Tingewick Fish Ponds

Some years ago, when I first became interested in Tingewick Parish, I was told that there were the remains of some mediaeval fishponds on the land farmed by my late father-in-law, and that the dams could still be seen as banks some 6-8 feet high in some of his fields. Alas, I was horrified to learn that he and my husband had bulldozed them flat in the 1960's!

Since then I have been able to find traces of them on old aerial photographs (which I will post when I get hold of a slide scanner) but nothing remains on the ground, apart from a rather odd anomaly in the arrangement of fences round the corner of a field and occasional barely-discernible crop markings.

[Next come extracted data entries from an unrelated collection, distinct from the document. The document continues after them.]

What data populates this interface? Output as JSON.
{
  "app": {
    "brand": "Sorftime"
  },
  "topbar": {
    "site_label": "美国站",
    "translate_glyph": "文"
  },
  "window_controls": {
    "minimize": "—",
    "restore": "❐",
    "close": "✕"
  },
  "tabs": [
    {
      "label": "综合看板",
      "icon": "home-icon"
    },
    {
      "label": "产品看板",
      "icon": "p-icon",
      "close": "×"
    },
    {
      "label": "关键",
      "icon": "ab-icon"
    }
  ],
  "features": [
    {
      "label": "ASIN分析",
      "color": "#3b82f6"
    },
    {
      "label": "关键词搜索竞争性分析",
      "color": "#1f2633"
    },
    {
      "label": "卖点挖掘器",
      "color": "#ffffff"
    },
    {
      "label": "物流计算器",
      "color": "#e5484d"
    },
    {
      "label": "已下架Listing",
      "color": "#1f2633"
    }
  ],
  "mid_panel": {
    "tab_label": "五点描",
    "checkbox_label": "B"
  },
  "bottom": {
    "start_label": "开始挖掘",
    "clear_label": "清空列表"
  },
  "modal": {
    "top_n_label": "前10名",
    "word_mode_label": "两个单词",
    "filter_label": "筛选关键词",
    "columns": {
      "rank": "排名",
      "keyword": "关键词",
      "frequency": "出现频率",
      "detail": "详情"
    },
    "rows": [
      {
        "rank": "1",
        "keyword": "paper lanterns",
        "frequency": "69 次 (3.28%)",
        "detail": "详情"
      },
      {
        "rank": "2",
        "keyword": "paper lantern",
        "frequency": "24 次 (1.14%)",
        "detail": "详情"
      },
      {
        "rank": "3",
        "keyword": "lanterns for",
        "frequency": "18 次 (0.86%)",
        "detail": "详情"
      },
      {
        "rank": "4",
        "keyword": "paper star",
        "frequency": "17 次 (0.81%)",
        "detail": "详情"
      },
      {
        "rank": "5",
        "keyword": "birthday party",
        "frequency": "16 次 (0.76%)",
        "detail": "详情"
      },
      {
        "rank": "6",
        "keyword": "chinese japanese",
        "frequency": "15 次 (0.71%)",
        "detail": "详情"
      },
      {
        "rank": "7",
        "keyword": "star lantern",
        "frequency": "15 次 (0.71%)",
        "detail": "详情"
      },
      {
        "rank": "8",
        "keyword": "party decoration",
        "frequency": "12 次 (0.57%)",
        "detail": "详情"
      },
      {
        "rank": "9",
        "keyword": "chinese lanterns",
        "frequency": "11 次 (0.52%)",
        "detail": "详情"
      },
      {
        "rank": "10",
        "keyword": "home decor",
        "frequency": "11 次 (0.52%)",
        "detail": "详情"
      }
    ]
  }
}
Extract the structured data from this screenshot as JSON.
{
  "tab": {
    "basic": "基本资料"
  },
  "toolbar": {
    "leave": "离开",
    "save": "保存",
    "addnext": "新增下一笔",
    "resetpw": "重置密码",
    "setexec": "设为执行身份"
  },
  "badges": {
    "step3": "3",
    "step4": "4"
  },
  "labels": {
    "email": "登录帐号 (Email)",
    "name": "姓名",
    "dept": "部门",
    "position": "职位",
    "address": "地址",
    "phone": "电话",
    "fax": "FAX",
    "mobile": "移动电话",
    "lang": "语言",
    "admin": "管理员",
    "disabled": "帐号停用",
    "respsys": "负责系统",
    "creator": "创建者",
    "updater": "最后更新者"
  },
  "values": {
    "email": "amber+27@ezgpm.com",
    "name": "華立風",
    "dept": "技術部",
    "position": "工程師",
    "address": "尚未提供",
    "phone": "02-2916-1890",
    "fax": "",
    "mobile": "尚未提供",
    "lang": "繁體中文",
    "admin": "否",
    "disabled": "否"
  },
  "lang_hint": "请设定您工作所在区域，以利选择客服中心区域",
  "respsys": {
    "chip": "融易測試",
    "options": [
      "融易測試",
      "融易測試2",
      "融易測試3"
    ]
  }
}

While visiting the archives of New College, Oxford, I did find one or two references to the ponds. It seems they were 'bought and settled upon the said college by their founder in the reign of Richard II' (i.e. between 1377 and 1399). In 1665 they were leased to Sir Richard Temple, the father of Lord Cobham (Stowe) who then yielded them up to the college around 1721/2. In previous times, when they were dry, Lord Cobham was allowed to use them for grazing. By 1723 they were 'out of repair, out of fish, and half drained of their water'. They were then leased to a James Woollams with 'leave to drain, fence and hedge ... to convert to meadow ... or plant'

The ponds lay along the course of a stream to the south of the village, on the rough grazing land or common between the village and Tingewick Wood (which stretched much further eastward at that time, to the boundary with Gawcott parish). My recollection (though I have not at the moment located my notes) is that someone - perhaps this James Woollams - enclosed the land which had been ponds and used the lush grass exclusively for grazing for his own animals. The local people objected on the grounds that their animals needed to have access to the stream for drinking, as they had always done.

When I find my notes I'll update this further!